Don’t underestimate the art of the handwritten letter

By |  January 28, 2016 0 Comments

handwritten-letter

With technology at our fingertips it’s easy to send a quick email, tweet or text thanking someone. Which is acceptable only most of the time — not all.

When someone goes out of their way, exceeds your expectations or just needs a reminder of how appreciated they are, a handwritten note or letter can go a long way. It doesn’t need to be a novel, you don’t need to get sappy… Even a short “Thanks for all that you do! —Joelle” can go a long way if it’s handwritten.

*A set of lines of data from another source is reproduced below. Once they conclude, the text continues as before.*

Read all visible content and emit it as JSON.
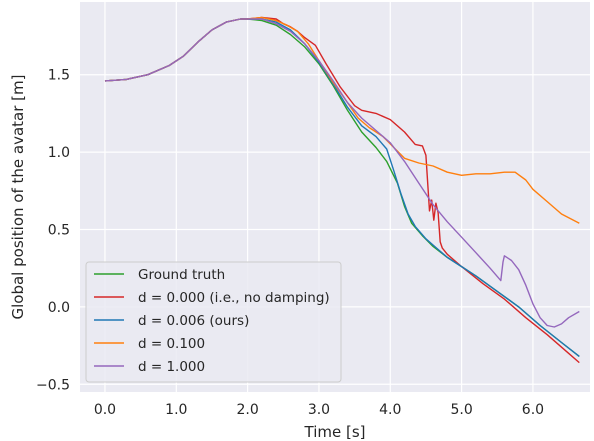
{
  "chart_data": {
    "type": "line",
    "xlabel": "Time [s]",
    "ylabel": "Global position of the avatar [m]",
    "xlim": [
      -0.35,
      6.8
    ],
    "ylim": [
      -0.55,
      1.97
    ],
    "xticks": [
      0.0,
      1.0,
      2.0,
      3.0,
      4.0,
      5.0,
      6.0
    ],
    "xtick_labels": [
      "0.0",
      "1.0",
      "2.0",
      "3.0",
      "4.0",
      "5.0",
      "6.0"
    ],
    "yticks": [
      -0.5,
      0.0,
      0.5,
      1.0,
      1.5
    ],
    "ytick_labels": [
      "−0.5",
      "0.0",
      "0.5",
      "1.0",
      "1.5"
    ],
    "grid": true,
    "legend_position": "lower-left",
    "background": "#eaeaf2",
    "series": [
      {
        "name": "Ground truth",
        "color": "#2ca02c",
        "x": [
          0.0,
          0.3,
          0.6,
          0.9,
          1.1,
          1.3,
          1.5,
          1.7,
          1.9,
          2.0,
          2.2,
          2.4,
          2.6,
          2.8,
          3.0,
          3.2,
          3.4,
          3.6,
          3.8,
          3.95,
          4.1,
          4.2,
          4.3,
          4.45,
          4.6,
          4.8,
          5.0,
          5.2,
          5.5,
          5.8,
          6.1,
          6.4,
          6.65
        ],
        "y": [
          1.46,
          1.47,
          1.5,
          1.56,
          1.62,
          1.71,
          1.79,
          1.84,
          1.86,
          1.86,
          1.85,
          1.82,
          1.76,
          1.68,
          1.57,
          1.43,
          1.27,
          1.13,
          1.03,
          0.94,
          0.8,
          0.65,
          0.54,
          0.46,
          0.39,
          0.32,
          0.26,
          0.2,
          0.1,
          0.0,
          -0.12,
          -0.23,
          -0.32
        ]
      },
      {
        "name": "d = 0.000 (i.e., no damping)",
        "color": "#d62728",
        "x": [
          0.0,
          0.3,
          0.6,
          0.9,
          1.1,
          1.3,
          1.5,
          1.7,
          1.9,
          2.0,
          2.2,
          2.4,
          2.5,
          2.6,
          2.7,
          2.8,
          2.95,
          3.1,
          3.3,
          3.45,
          3.5,
          3.6,
          3.8,
          4.0,
          4.2,
          4.35,
          4.45,
          4.5,
          4.55,
          4.58,
          4.61,
          4.64,
          4.67,
          4.7,
          4.73,
          4.8,
          5.0,
          5.3,
          5.6,
          5.9,
          6.2,
          6.5,
          6.65
        ],
        "y": [
          1.46,
          1.47,
          1.5,
          1.56,
          1.62,
          1.71,
          1.79,
          1.84,
          1.86,
          1.86,
          1.87,
          1.86,
          1.83,
          1.81,
          1.78,
          1.74,
          1.69,
          1.57,
          1.42,
          1.33,
          1.3,
          1.27,
          1.25,
          1.21,
          1.13,
          1.05,
          1.04,
          0.98,
          0.62,
          0.69,
          0.56,
          0.67,
          0.61,
          0.42,
          0.38,
          0.34,
          0.26,
          0.15,
          0.05,
          -0.07,
          -0.18,
          -0.3,
          -0.36
        ]
      },
      {
        "name": "d = 0.006 (ours)",
        "color": "#1f77b4",
        "x": [
          0.0,
          0.3,
          0.6,
          0.9,
          1.1,
          1.3,
          1.5,
          1.7,
          1.9,
          2.0,
          2.2,
          2.4,
          2.6,
          2.8,
          3.0,
          3.2,
          3.4,
          3.5,
          3.6,
          3.8,
          3.95,
          4.05,
          4.15,
          4.25,
          4.35,
          4.5,
          4.65,
          4.8,
          5.0,
          5.2,
          5.5,
          5.8,
          6.1,
          6.4,
          6.65
        ],
        "y": [
          1.46,
          1.47,
          1.5,
          1.56,
          1.62,
          1.71,
          1.79,
          1.84,
          1.86,
          1.86,
          1.86,
          1.84,
          1.79,
          1.7,
          1.58,
          1.44,
          1.29,
          1.23,
          1.17,
          1.1,
          1.02,
          0.88,
          0.73,
          0.6,
          0.52,
          0.44,
          0.38,
          0.32,
          0.26,
          0.2,
          0.1,
          0.0,
          -0.12,
          -0.23,
          -0.32
        ]
      },
      {
        "name": "d = 0.100",
        "color": "#ff7f0e",
        "x": [
          0.0,
          0.3,
          0.6,
          0.9,
          1.1,
          1.3,
          1.5,
          1.7,
          1.9,
          2.0,
          2.2,
          2.4,
          2.55,
          2.7,
          2.85,
          3.0,
          3.2,
          3.4,
          3.55,
          3.7,
          3.9,
          4.05,
          4.2,
          4.4,
          4.6,
          4.8,
          5.0,
          5.2,
          5.4,
          5.6,
          5.75,
          5.9,
          6.0,
          6.2,
          6.4,
          6.65
        ],
        "y": [
          1.46,
          1.47,
          1.5,
          1.56,
          1.62,
          1.71,
          1.79,
          1.84,
          1.86,
          1.86,
          1.87,
          1.85,
          1.82,
          1.78,
          1.7,
          1.59,
          1.45,
          1.32,
          1.22,
          1.16,
          1.1,
          1.03,
          0.96,
          0.93,
          0.91,
          0.87,
          0.85,
          0.86,
          0.86,
          0.87,
          0.87,
          0.82,
          0.76,
          0.68,
          0.6,
          0.54
        ]
      },
      {
        "name": "d = 1.000",
        "color": "#9467bd",
        "x": [
          0.0,
          0.3,
          0.6,
          0.9,
          1.1,
          1.3,
          1.5,
          1.7,
          1.9,
          2.0,
          2.2,
          2.4,
          2.6,
          2.8,
          3.0,
          3.2,
          3.4,
          3.6,
          3.8,
          4.0,
          4.2,
          4.4,
          4.6,
          4.8,
          5.0,
          5.2,
          5.4,
          5.55,
          5.58,
          5.6,
          5.7,
          5.8,
          5.9,
          6.0,
          6.1,
          6.2,
          6.3,
          6.4,
          6.5,
          6.65
        ],
        "y": [
          1.46,
          1.47,
          1.5,
          1.56,
          1.62,
          1.71,
          1.79,
          1.84,
          1.86,
          1.86,
          1.86,
          1.83,
          1.78,
          1.7,
          1.59,
          1.46,
          1.32,
          1.22,
          1.14,
          1.06,
          0.94,
          0.8,
          0.66,
          0.55,
          0.45,
          0.35,
          0.25,
          0.17,
          0.29,
          0.33,
          0.3,
          0.24,
          0.14,
          0.02,
          -0.07,
          -0.12,
          -0.13,
          -0.11,
          -0.07,
          -0.03
        ]
      }
    ]
  }
}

You don’t need to be the king or queen of thank-yous. But every once in a while sending a note via snail mail can hit home. Emails flood into inboxes every day, but, sadly, most mailboxes are filled with bills or promotions.

Picture this: You’re on a golf course maintenance crew. In the middle of sifting through your mail, you see junk, bills and more bills. Then, you come across an envelope that is handwritten. That probably catches your eye already. You see the return address and start to wonder why your boss (insert superintendent) is sending you a letter when you see him nearly every day. It’s a short thank you for going beyond the expectations of your job.

Do you think your crew member is more likely to come into work the next day with a grateful attitude? Maybe, maybe not; but at least you increased the chances.

Many in this industry are willing to share information and knowledge, especially at events. I recommend writing a note to someone at the Golf Industry Show, for example, whose advice or recommendation solved one of your problems. The letter shows your respect and gratitude and can spark a relationship — one that may be useful down the line in your career.

Handwritten letters are mostly recommended for job interview follow-ups, but keep this in mind for your personal life and “just-because” instances as well.